Parallel Trends

The identifying assumption of difference-in-differences: absent treatment, the treated and control groups would have followed the same trajectory over time, so the control group’s change supplies the treated group’s counterfactual change. Holds unconditionally in the canonical 2×2 design; the covariate-adjusted variant is Conditional-Parallel-Trends. It is untestable directly — pre-treatment “pre-trends” are only suggestive (see RothPretrends2022-PretestWithCaution), and it can be relaxed into bounded deviations for sensitivity analysis (RambachanRoth2023-MoreCredibleParallelTrends). Usually paired with No-Anticipation.
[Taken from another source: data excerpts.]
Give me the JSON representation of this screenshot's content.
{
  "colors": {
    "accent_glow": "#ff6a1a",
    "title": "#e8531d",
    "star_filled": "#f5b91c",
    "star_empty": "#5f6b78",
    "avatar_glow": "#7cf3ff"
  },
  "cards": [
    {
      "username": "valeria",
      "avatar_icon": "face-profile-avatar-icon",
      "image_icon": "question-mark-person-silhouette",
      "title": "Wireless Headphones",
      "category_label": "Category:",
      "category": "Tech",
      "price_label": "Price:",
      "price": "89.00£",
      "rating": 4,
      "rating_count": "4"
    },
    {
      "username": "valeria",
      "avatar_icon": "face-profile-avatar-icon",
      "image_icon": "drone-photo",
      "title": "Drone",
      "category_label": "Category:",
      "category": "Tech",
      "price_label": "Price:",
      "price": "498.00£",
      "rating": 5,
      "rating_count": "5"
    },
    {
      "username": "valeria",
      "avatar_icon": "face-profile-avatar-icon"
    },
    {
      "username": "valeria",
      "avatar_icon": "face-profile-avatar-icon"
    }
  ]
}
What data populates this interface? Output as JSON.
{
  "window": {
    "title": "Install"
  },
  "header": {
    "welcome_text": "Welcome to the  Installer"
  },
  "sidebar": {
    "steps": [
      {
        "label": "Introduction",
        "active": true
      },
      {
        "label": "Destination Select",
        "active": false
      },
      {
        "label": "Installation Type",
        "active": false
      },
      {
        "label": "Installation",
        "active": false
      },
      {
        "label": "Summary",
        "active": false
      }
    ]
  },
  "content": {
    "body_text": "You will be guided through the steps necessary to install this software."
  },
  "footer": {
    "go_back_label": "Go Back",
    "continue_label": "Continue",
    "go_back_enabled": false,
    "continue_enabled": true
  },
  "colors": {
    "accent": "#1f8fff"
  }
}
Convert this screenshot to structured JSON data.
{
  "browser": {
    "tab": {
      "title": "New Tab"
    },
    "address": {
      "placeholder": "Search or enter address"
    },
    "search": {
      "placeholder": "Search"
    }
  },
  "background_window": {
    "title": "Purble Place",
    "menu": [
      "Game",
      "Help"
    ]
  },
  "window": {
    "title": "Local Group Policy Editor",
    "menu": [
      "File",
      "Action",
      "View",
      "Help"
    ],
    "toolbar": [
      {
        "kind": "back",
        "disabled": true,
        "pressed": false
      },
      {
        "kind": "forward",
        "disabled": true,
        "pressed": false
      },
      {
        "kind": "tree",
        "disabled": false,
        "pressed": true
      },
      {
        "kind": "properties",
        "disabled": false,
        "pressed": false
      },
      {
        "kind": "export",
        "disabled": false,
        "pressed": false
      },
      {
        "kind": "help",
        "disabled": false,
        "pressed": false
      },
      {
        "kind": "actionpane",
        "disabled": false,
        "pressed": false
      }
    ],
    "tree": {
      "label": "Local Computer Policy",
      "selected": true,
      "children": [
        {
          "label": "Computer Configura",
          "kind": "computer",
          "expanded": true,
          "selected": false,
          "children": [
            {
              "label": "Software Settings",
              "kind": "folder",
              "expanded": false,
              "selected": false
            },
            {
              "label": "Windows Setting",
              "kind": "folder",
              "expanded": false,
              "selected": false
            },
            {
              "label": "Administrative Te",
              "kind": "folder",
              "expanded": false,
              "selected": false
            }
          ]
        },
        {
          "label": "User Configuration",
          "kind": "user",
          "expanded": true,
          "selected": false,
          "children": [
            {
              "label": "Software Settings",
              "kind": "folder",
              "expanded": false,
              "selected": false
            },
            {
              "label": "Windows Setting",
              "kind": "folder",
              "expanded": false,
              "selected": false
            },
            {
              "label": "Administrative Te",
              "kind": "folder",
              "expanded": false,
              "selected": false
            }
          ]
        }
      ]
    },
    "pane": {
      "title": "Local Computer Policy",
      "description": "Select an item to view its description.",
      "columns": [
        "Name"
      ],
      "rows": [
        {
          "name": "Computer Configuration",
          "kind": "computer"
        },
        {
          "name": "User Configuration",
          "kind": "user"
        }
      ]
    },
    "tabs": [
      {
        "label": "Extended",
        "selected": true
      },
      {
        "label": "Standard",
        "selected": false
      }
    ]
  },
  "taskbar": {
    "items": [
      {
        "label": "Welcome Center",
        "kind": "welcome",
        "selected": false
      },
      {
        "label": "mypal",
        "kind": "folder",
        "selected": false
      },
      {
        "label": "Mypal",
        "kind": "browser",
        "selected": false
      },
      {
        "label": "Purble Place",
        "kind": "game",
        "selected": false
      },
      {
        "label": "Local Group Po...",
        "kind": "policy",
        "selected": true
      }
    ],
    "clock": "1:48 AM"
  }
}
The additive form is not invariant to rescaling the outcome, which motivates changes-in-changes (AtheyImbens2006-NonlinearDiD).

Relied on by

DiD and event-study designs (the central identifying assumption).

Referenced by

New-papers pass (2026-07-04): FreyaldenhovenEtAl2019-PreEventTrendsPanelEventStudy (repairs violations via an unaffected covariate + 2SLS rather than testing or bounding); KahnLangLang2020-PromiseAndPitfallsOfDiD (functional-form dependence; parallel pre-trends neither necessary nor sufficient; explain the level difference).

New-papers pass (2026-07-13): BorusyakEtAl2024-RevisitingEventStudyDesigns (parallel trends on untreated potential outcomes; tested via OLS on untreated observations only, kept separate from dynamic-effect estimation).